Time for small shops to rethink opening hours
Independent retailers in provincial towns and villages have a tough time. Not only do they have to deal with soaring rates and rents but they also have to compete with behemoth supermarkets, which use economies of scale to great effect, and online retailers, which can keep their costs to a minimum.
I'm not talking about the type of convenience store which is part of a larger group, but the truly independent one or two-shop retailer.
Butchers, bakers, fruit and veg shops and any other number of the type of vendor which you'll find on the high streets of towns and villages up and down Northern Ireland.
In the town where I live, there are plenty of these independent gems, plying their trade from 9am to 5.30pm six days a week, selling all you need for a sumptuous dinner, a magnificent breakfast or a splendid lunch.
They're very good but I rarely buy anything from them.
I'd love to, but I can't as I, like many other people, work in a job which requires me to be here for hours outside those considered appropriate for my local independent retailers.

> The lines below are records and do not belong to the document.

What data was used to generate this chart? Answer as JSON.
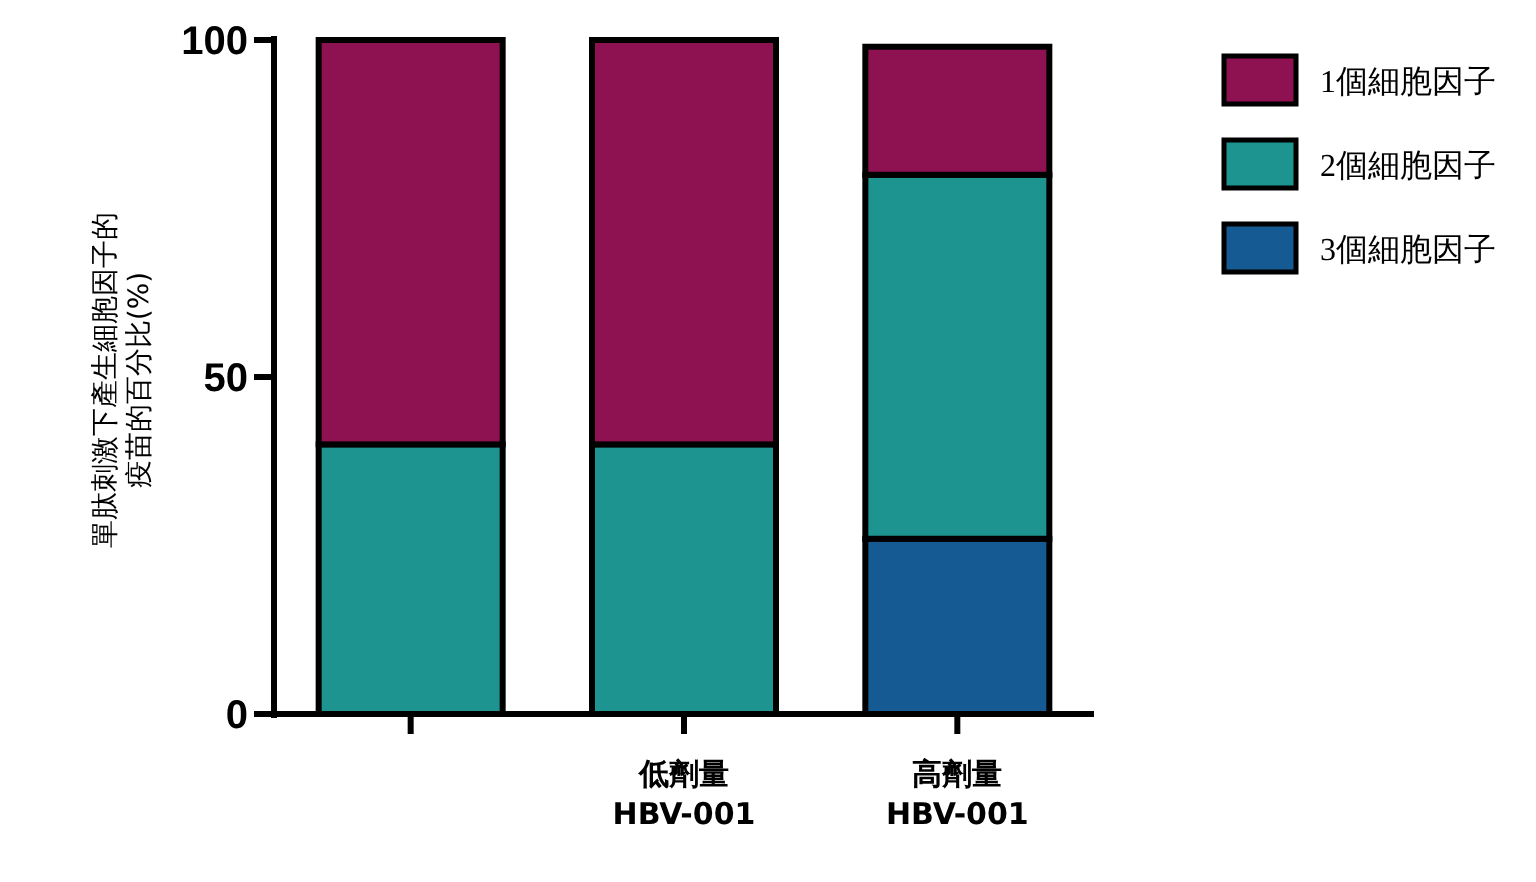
{
  "chart_data": {
    "type": "bar",
    "stacked": true,
    "ylabel": "單肽刺激下產生細胞因子的疫苗的百分比(%)",
    "categories": [
      null,
      "低劑量 HBV-001",
      "高劑量 HBV-001"
    ],
    "series": [
      {
        "name": "3個細胞因子",
        "color": "#155a93",
        "values": [
          0,
          0,
          26
        ]
      },
      {
        "name": "2個細胞因子",
        "color": "#1e9490",
        "values": [
          40,
          40,
          54
        ]
      },
      {
        "name": "1個細胞因子",
        "color": "#8e1252",
        "values": [
          60,
          60,
          19
        ]
      }
    ],
    "ylim": [
      0,
      100
    ],
    "yticks": [
      0,
      50,
      100
    ],
    "legend": "right"
  }
}
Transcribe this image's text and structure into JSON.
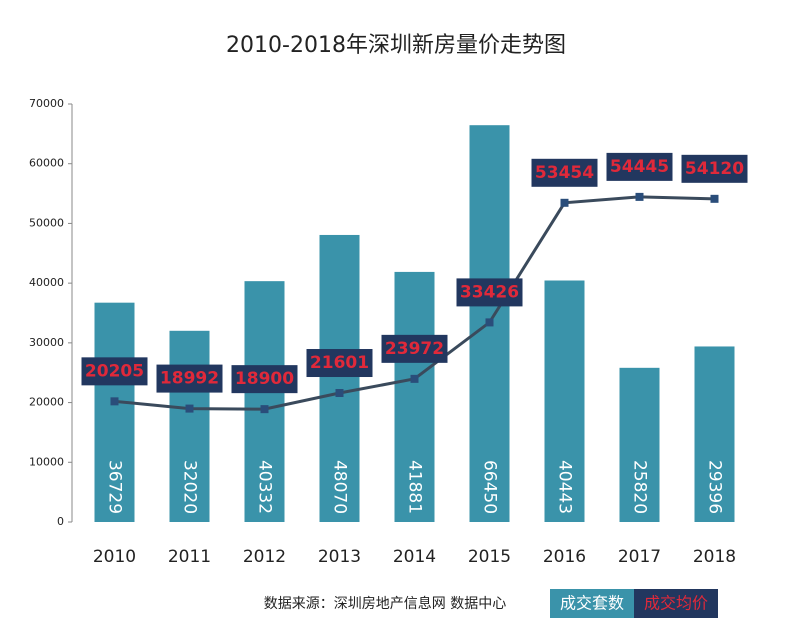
{
  "chart_data": {
    "type": "bar",
    "title": "2010-2018年深圳新房量价走势图",
    "source": "数据来源：深圳房地产信息网 数据中心",
    "categories": [
      "2010",
      "2011",
      "2012",
      "2013",
      "2014",
      "2015",
      "2016",
      "2017",
      "2018"
    ],
    "series": [
      {
        "name": "成交套数",
        "type": "bar",
        "color": "#3a93aa",
        "values": [
          36729,
          32020,
          40332,
          48070,
          41881,
          66450,
          40443,
          25820,
          29396
        ]
      },
      {
        "name": "成交均价",
        "type": "line",
        "color": "#3a4a5c",
        "label_color": "#e0293a",
        "label_box": "#22375f",
        "values": [
          20205,
          18992,
          18900,
          21601,
          23972,
          33426,
          53454,
          54445,
          54120
        ]
      }
    ],
    "ylim": [
      0,
      70000
    ],
    "yticks": [
      0,
      10000,
      20000,
      30000,
      40000,
      50000,
      60000,
      70000
    ],
    "grid": false
  }
}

They're not open when I leave for work in the morning (and I'm not sure I'd be bothered to go shopping at that time even if they were) and they are most certainly not open in the evening when myself and 800,000 or so full-time workers in Northern Ireland head home.
I drive down the high street past closed shutters, unable to buy so much as a bag of spuds from an independent retailer despite the fact I'd rather give my money to them than the supermarkets or chain convenience stores which are waiting to take the money off me with a smile and a pat on the back.

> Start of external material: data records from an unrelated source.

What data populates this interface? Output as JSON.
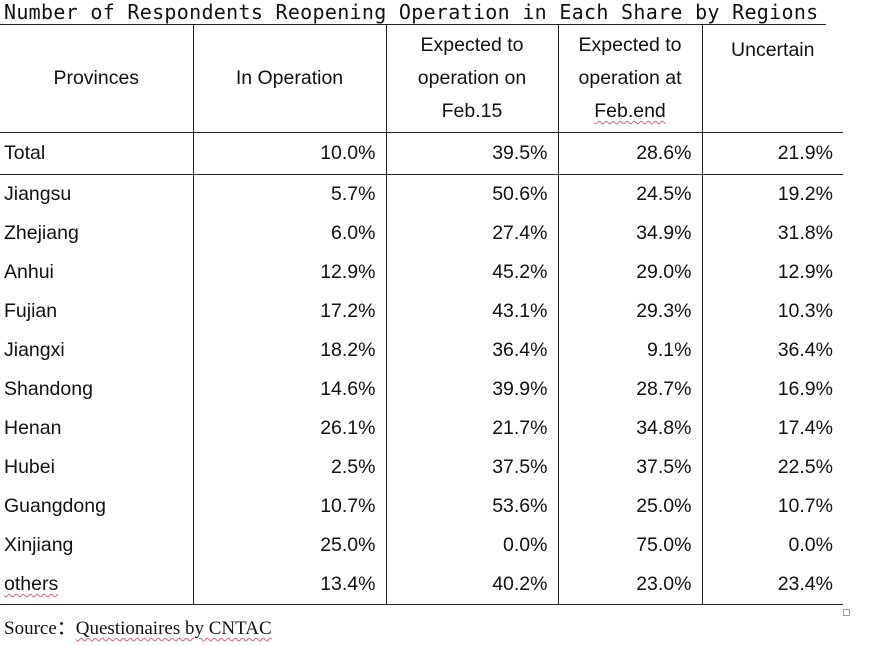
{
  "title": "Number of Respondents Reopening Operation in Each Share by Regions",
  "headers": {
    "provinces": "Provinces",
    "in_operation": "In Operation",
    "feb15": [
      "Expected to",
      "operation on",
      "Feb.15"
    ],
    "febend": [
      "Expected to",
      "operation at",
      "Feb.end"
    ],
    "uncertain": "Uncertain"
  },
  "rows": [
    {
      "province": "Total",
      "in_operation": "10.0%",
      "feb15": "39.5%",
      "febend": "28.6%",
      "uncertain": "21.9%"
    },
    {
      "province": "Jiangsu",
      "in_operation": "5.7%",
      "feb15": "50.6%",
      "febend": "24.5%",
      "uncertain": "19.2%"
    },
    {
      "province": "Zhejiang",
      "in_operation": "6.0%",
      "feb15": "27.4%",
      "febend": "34.9%",
      "uncertain": "31.8%"
    },
    {
      "province": "Anhui",
      "in_operation": "12.9%",
      "feb15": "45.2%",
      "febend": "29.0%",
      "uncertain": "12.9%"
    },
    {
      "province": "Fujian",
      "in_operation": "17.2%",
      "feb15": "43.1%",
      "febend": "29.3%",
      "uncertain": "10.3%"
    },
    {
      "province": "Jiangxi",
      "in_operation": "18.2%",
      "feb15": "36.4%",
      "febend": "9.1%",
      "uncertain": "36.4%"
    },
    {
      "province": "Shandong",
      "in_operation": "14.6%",
      "feb15": "39.9%",
      "febend": "28.7%",
      "uncertain": "16.9%"
    },
    {
      "province": "Henan",
      "in_operation": "26.1%",
      "feb15": "21.7%",
      "febend": "34.8%",
      "uncertain": "17.4%"
    },
    {
      "province": "Hubei",
      "in_operation": "2.5%",
      "feb15": "37.5%",
      "febend": "37.5%",
      "uncertain": "22.5%"
    },
    {
      "province": "Guangdong",
      "in_operation": "10.7%",
      "feb15": "53.6%",
      "febend": "25.0%",
      "uncertain": "10.7%"
    },
    {
      "province": "Xinjiang",
      "in_operation": "25.0%",
      "feb15": "0.0%",
      "febend": "75.0%",
      "uncertain": "0.0%"
    },
    {
      "province": "others",
      "in_operation": "13.4%",
      "feb15": "40.2%",
      "febend": "23.0%",
      "uncertain": "23.4%"
    }
  ],
  "source": {
    "prefix": "Source：",
    "text": "Questionaires by CNTAC"
  }
}
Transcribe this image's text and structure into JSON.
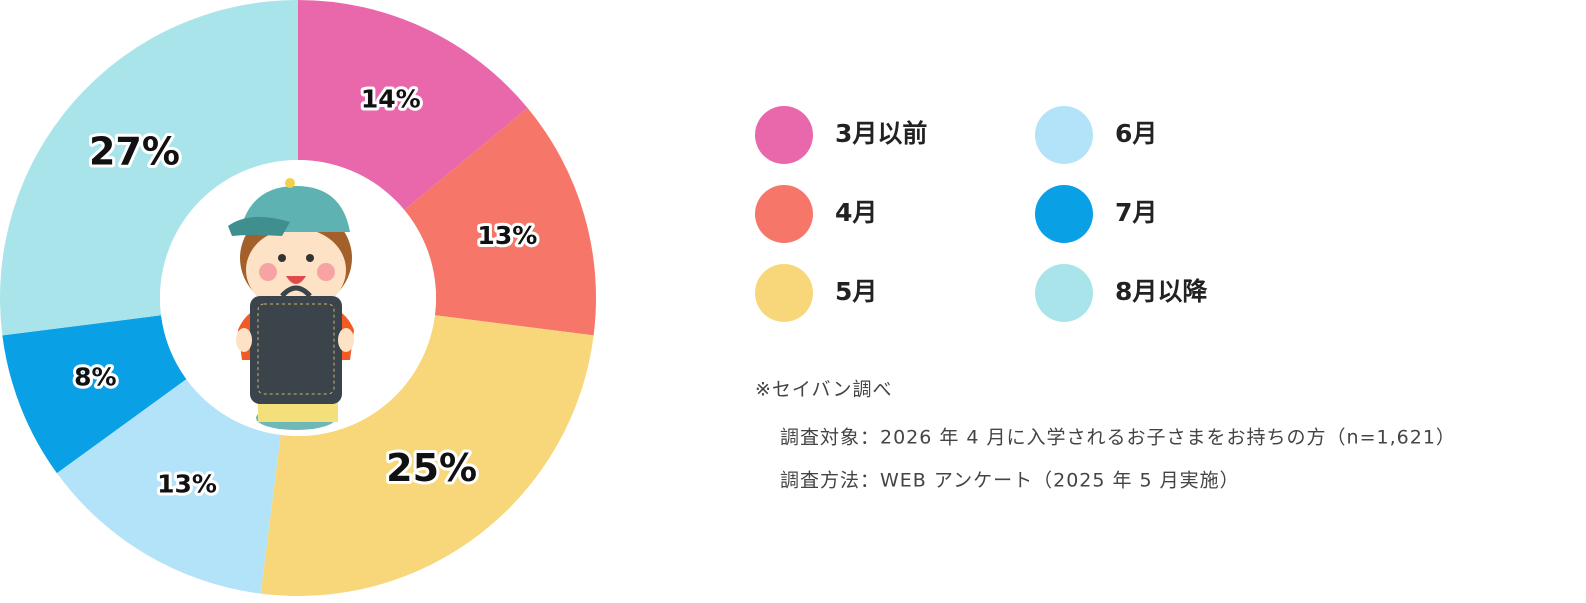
{
  "chart_data": {
    "type": "donut",
    "categories": [
      "3月以前",
      "4月",
      "5月",
      "6月",
      "7月",
      "8月以降"
    ],
    "values": [
      14,
      13,
      25,
      13,
      8,
      27
    ],
    "value_labels": [
      "14%",
      "13%",
      "25%",
      "13%",
      "8%",
      "27%"
    ],
    "colors": [
      "#e967ab",
      "#f7766a",
      "#f7d77a",
      "#b3e3f8",
      "#0aa0e6",
      "#a8e4ea"
    ],
    "notes": [
      "※セイバン調べ",
      "調査対象：2026 年 4 月に入学されるお子さまをお持ちの方（n=1,621）",
      "調査方法：WEB アンケート（2025 年 5 月実施）"
    ]
  }
}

This barely disguised rant is not new to this column but deserves repeating because it is hugely frustrating to hear the complaints of hardship from independent retailers but at the same time be forced to spend money in supermarkets.
But I have a solution.
Instead of opening 9am-5.30pm why not have a lie in and open at 10am and then stay open to 7.30pm, or even 8pm?
That way they'd catch workers, the people which are most likely to have disposable income to spend, on their way home.

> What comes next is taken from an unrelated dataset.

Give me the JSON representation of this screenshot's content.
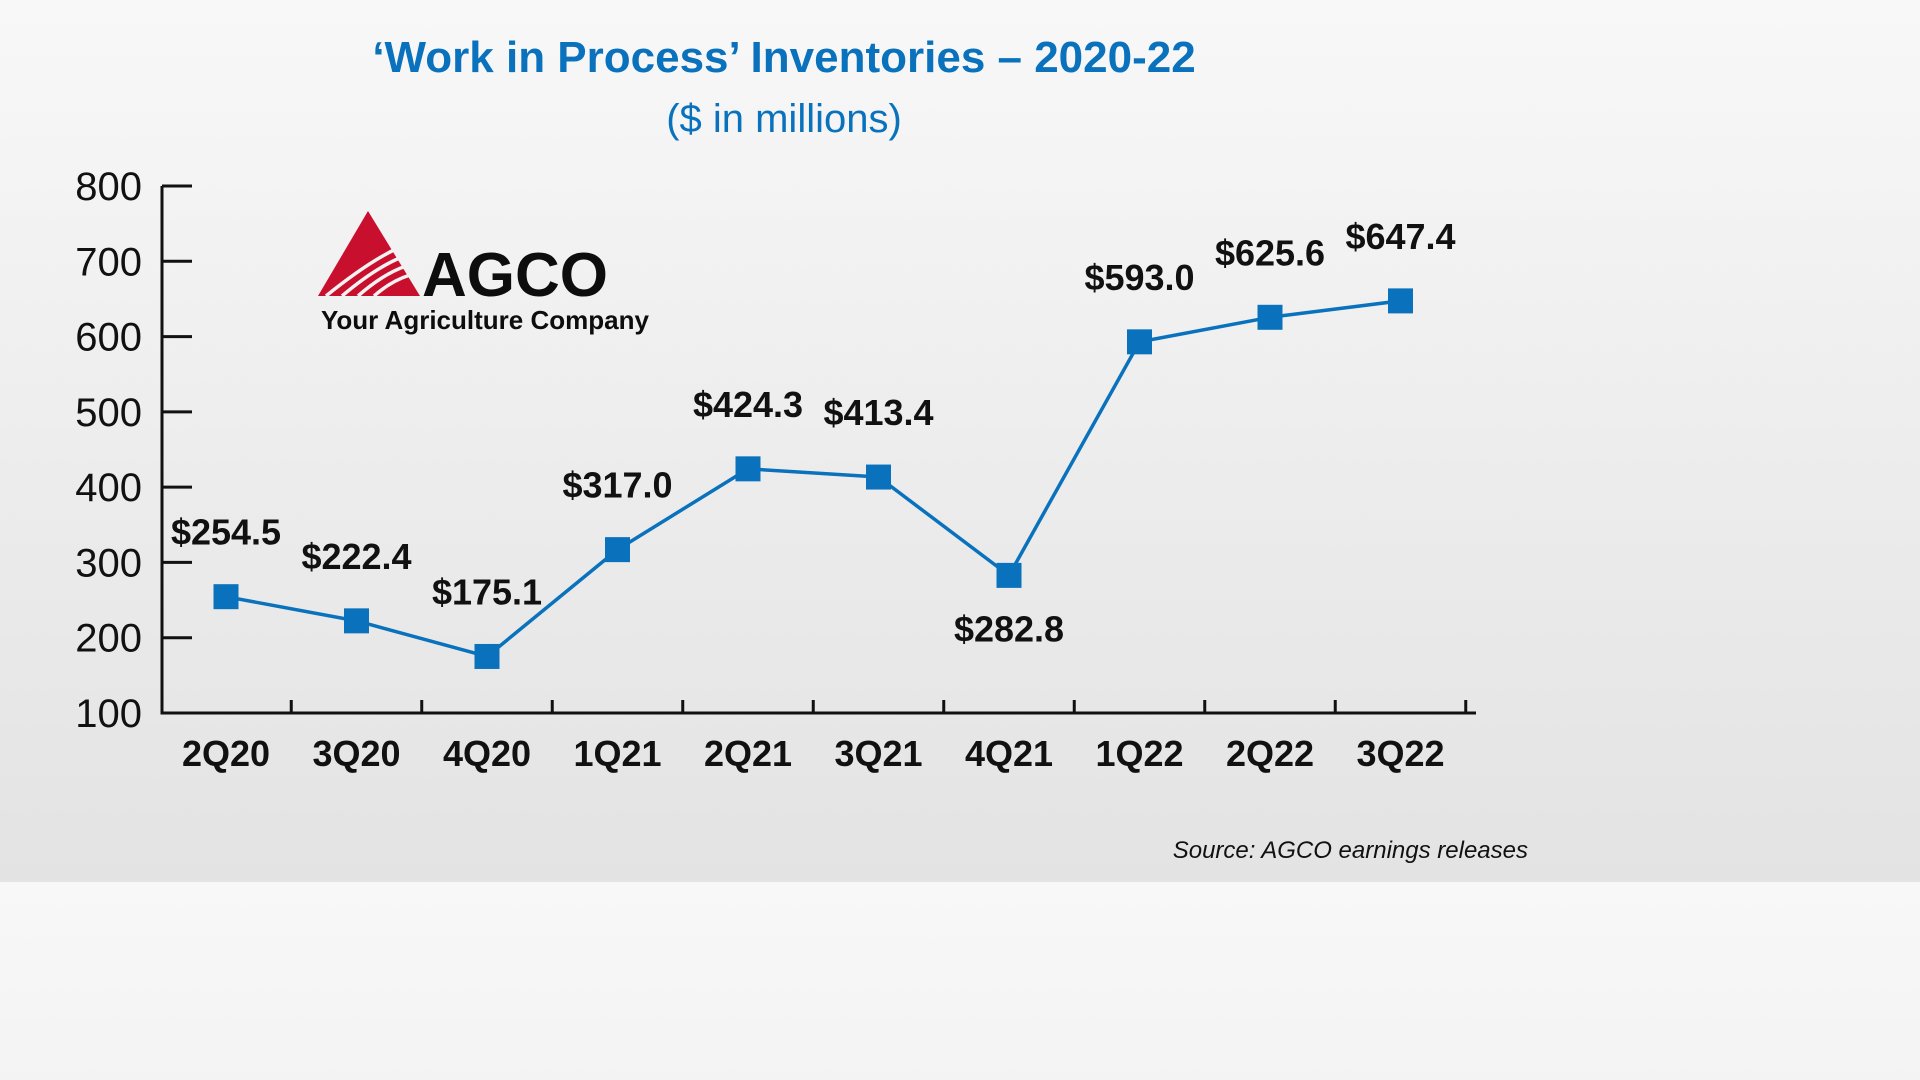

There can't be that many people queuing up to get into a butchers at 9am on a Monday morning so lost trade would be minimal but the potential to boost business at the other end of the day is huge.
And it wouldn't cost any more as staff would be working the same amount of hours but at a slightly different time of the day.
So before I head off into the night to give my dinner money to a listed supermarket giant once again, a final plea for good sense among Northern Ireland's independent retailers.
It works in Spain and other European nations so there's no reason why it can't work here.
We all want to give you our money but you won't hang around for us.